2. **Example Usage**

   To classify all supported document types and save the output in the current directory:
   ```bash
   python DocumentClassifierAI.py -FT all -OD . -OF classification_results.csv -P ollama
   ```

   To classify only DOCX files and save the output to a specific folder:
   ```bash
   python DocumentClassifierAI.py -FT docx -OD /path/to/output -OF docx_classification.csv -P deepseek
   ```

3. **How the Script Works**

   - **Document Selection**: The script reads documents from the specified directory (`/Users/shens/Downloads` by default).
   - **Document Extraction**: Depending on the file type (`pdf`, `docx`, or `pptx`), text is extracted using the respective library (`PyPDF2`, `python-docx`, or `python-pptx`). Text extraction is limited to 1000 characters per document to manage token limitations in LLMs.
   - **Summarization**: The Ollama model is used to summarize the document content before classification.
   - **Classification**: The chosen LLM provider (`ollama`, `deepseek`, or `nvidia_nim`) classifies the summarized document into one of four categories: `Omniverse`, `vGPU`, `NVAIE`, or `Uncategorized`.
   - **Save Results**: The classification results are saved in a CSV file, with columns for the document name and category.

### **Customizing Document Classification**

If you want to classify your documents into custom categories, you need to modify the **prompt** used for classification and update the product keywords accordingly.

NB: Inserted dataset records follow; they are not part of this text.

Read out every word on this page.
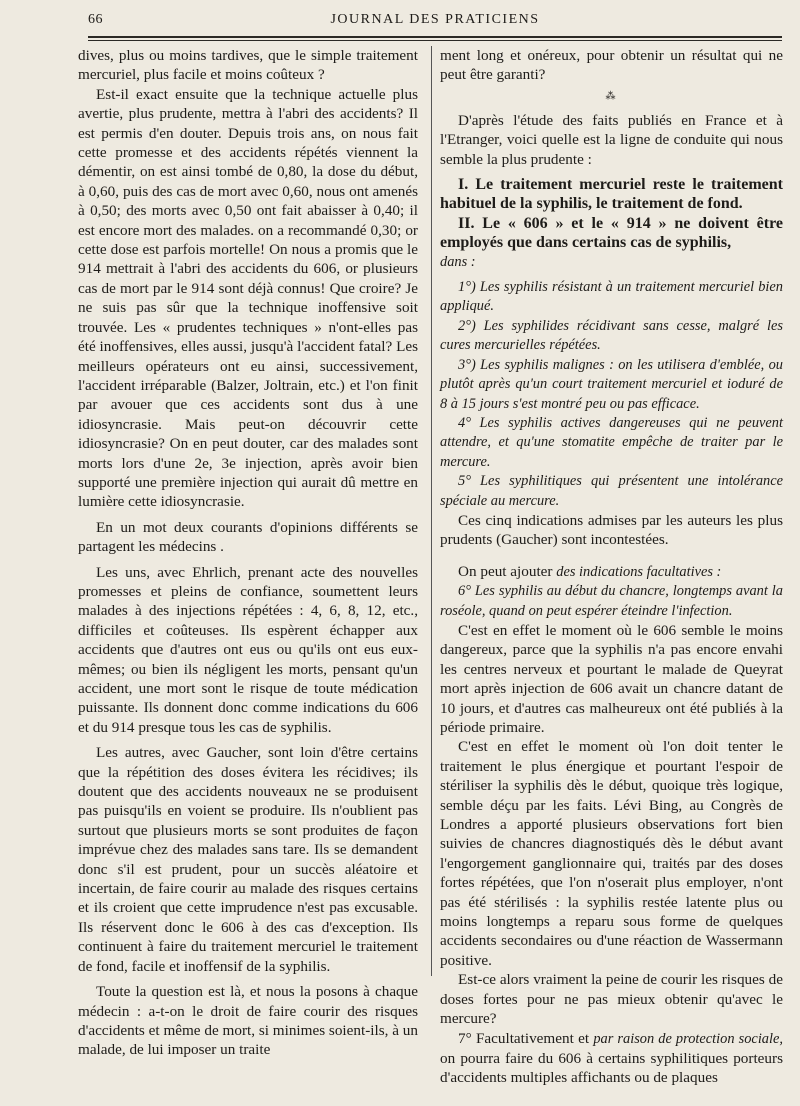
66	JOURNAL DES PRATICIENS

dives, plus ou moins tardives, que le simple traitement mercuriel, plus facile et moins coûteux ?

Est-il exact ensuite que la technique actuelle plus avertie, plus prudente, mettra à l'abri des accidents? Il est permis d'en douter. Depuis trois ans, on nous fait cette promesse et des accidents répétés viennent la démentir, on est ainsi tombé de 0,80, la dose du début, à 0,60, puis des cas de mort avec 0,60, nous ont amenés à 0,50; des morts avec 0,50 ont fait abaisser à 0,40; il est encore mort des malades. on a recommandé 0,30; or cette dose est parfois mortelle! On nous a promis que le 914 mettrait à l'abri des accidents du 606, or plusieurs cas de mort par le 914 sont déjà connus! Que croire? Je ne suis pas sûr que la technique inoffensive soit trouvée. Les « prudentes techniques » n'ont-elles pas été inoffensives, elles aussi, jusqu'à l'accident fatal? Les meilleurs opérateurs ont eu ainsi, successivement, l'accident irréparable (Balzer, Joltrain, etc.) et l'on finit par avouer que ces accidents sont dus à une idiosyncrasie. Mais peut-on découvrir cette idiosyncrasie? On en peut douter, car des malades sont morts lors d'une 2e, 3e injection, après avoir bien supporté une première injection qui aurait dû mettre en lumière cette idiosyncrasie.

En un mot deux courants d'opinions différents se partagent les médecins .

Les uns, avec Ehrlich, prenant acte des nouvelles promesses et pleins de confiance, soumettent leurs malades à des injections répétées : 4, 6, 8, 12, etc., difficiles et coûteuses. Ils espèrent échapper aux accidents que d'autres ont eus ou qu'ils ont eus eux-mêmes; ou bien ils négligent les morts, pensant qu'un accident, une mort sont le risque de toute médication puissante. Ils donnent donc comme indications du 606 et du 914 presque tous les cas de syphilis.

Les autres, avec Gaucher, sont loin d'être certains que la répétition des doses évitera les récidives; ils doutent que des accidents nouveaux ne se produisent pas puisqu'ils en voient se produire. Ils n'oublient pas surtout que plusieurs morts se sont produites de façon imprévue chez des malades sans tare. Ils se demandent donc s'il est prudent, pour un succès aléatoire et incertain, de faire courir au malade des risques certains et ils croient que cette imprudence n'est pas excusable. Ils réservent donc le 606 à des cas d'exception. Ils continuent à faire du traitement mercuriel le traitement de fond, facile et inoffensif de la syphilis.

Toute la question est là, et nous la posons à chaque médecin : a-t-on le droit de faire courir des risques d'accidents et même de mort, si minimes soient-ils, à un malade, de lui imposer un traite

ment long et onéreux, pour obtenir un résultat qui ne peut être garanti?

⁂

D'après l'étude des faits publiés en France et à l'Etranger, voici quelle est la ligne de conduite qui nous semble la plus prudente :

I. Le traitement mercuriel reste le traitement habituel de la syphilis, le traitement de fond.

II. Le « 606 » et le « 914 » ne doivent être employés que dans certains cas de syphilis,

dans :

1°) Les syphilis résistant à un traitement mercuriel bien appliqué.

2°) Les syphilides récidivant sans cesse, malgré les cures mercurielles répétées.

3°) Les syphilis malignes : on les utilisera d'emblée, ou plutôt après qu'un court traitement mercuriel et ioduré de 8 à 15 jours s'est montré peu ou pas efficace.

4° Les syphilis actives dangereuses qui ne peuvent attendre, et qu'une stomatite empêche de traiter par le mercure.

5° Les syphilitiques qui présentent une intolérance spéciale au mercure.

Ces cinq indications admises par les auteurs les plus prudents (Gaucher) sont incontestées.

On peut ajouter des indications facultatives :

6° Les syphilis au début du chancre, longtemps avant la roséole, quand on peut espérer éteindre l'infection.

C'est en effet le moment où le 606 semble le moins dangereux, parce que la syphilis n'a pas encore envahi les centres nerveux et pourtant le malade de Queyrat mort après injection de 606 avait un chancre datant de 10 jours, et d'autres cas malheureux ont été publiés à la période primaire.

C'est en effet le moment où l'on doit tenter le traitement le plus énergique et pourtant l'espoir de stériliser la syphilis dès le début, quoique très logique, semble déçu par les faits. Lévi Bing, au Congrès de Londres a apporté plusieurs observations fort bien suivies de chancres diagnostiqués dès le début avant l'engorgement ganglionnaire qui, traités par des doses fortes répétées, que l'on n'oserait plus employer, n'ont pas été stérilisés : la syphilis restée latente plus ou moins longtemps a reparu sous forme de quelques accidents secondaires ou d'une réaction de Wassermann positive.

Est-ce alors vraiment la peine de courir les risques de doses fortes pour ne pas mieux obtenir qu'avec le mercure?

7° Facultativement et par raison de protection sociale, on pourra faire du 606 à certains syphilitiques porteurs d'accidents multiples affichants ou de plaques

1. **Modify Product Keywords**:
   - In the script, locate the `product_keywords` dictionary in the `main()` function. You can add, remove, or update the categories and associated keywords to suit your needs.
   - Example:
     ```python
     product_keywords = {
         "Finance": ["investment", "stocks", "banking", "financial planning"],
         "Healthcare": ["medical", "healthcare", "hospital", "pharmaceutical"],
         "Technology": ["AI", "machine learning", "software", "cloud computing"]
     }
     ```

2. **Update the Prompt for Classification**:
   - Locate the `create_completion` method inside the `classify_documents()` function. Modify the system message to reflect your new categories.
   - Example:
     ```python
     response = ai_wrapper.create_completion(
         messages=[
             {"role": "system", "content": (
                 "You are an assistant that classifies documents into the following categories: {}. "
                 "Please only return the category name without any additional information. The categories are: Finance, Healthcare, Technology, Uncategorized.\n"
                 "For example, if the document discusses investment or stocks, return 'Finance'. If the document discusses medical or healthcare topics, return 'Healthcare'.\n"
                 "Make sure to only return one of the following words: Finance, Healthcare, Technology, Uncategorized. No other text should be included in the response."
             ).format(list(product_keywords.keys()))},
             {"role": "user", "content": summary}
         ],
         stream=False
     )
     ```

### **Notes**

- The script ignores temporary files that start with `$` (often generated by office applications on macOS).
- Ensure that the Ollama server is running locally (`http://localhost:11434/v1`) if using the Ollama model for classification.
- The output directory must exist; otherwise, an error message will be displayed.
- The output filename must have a `.csv` extension.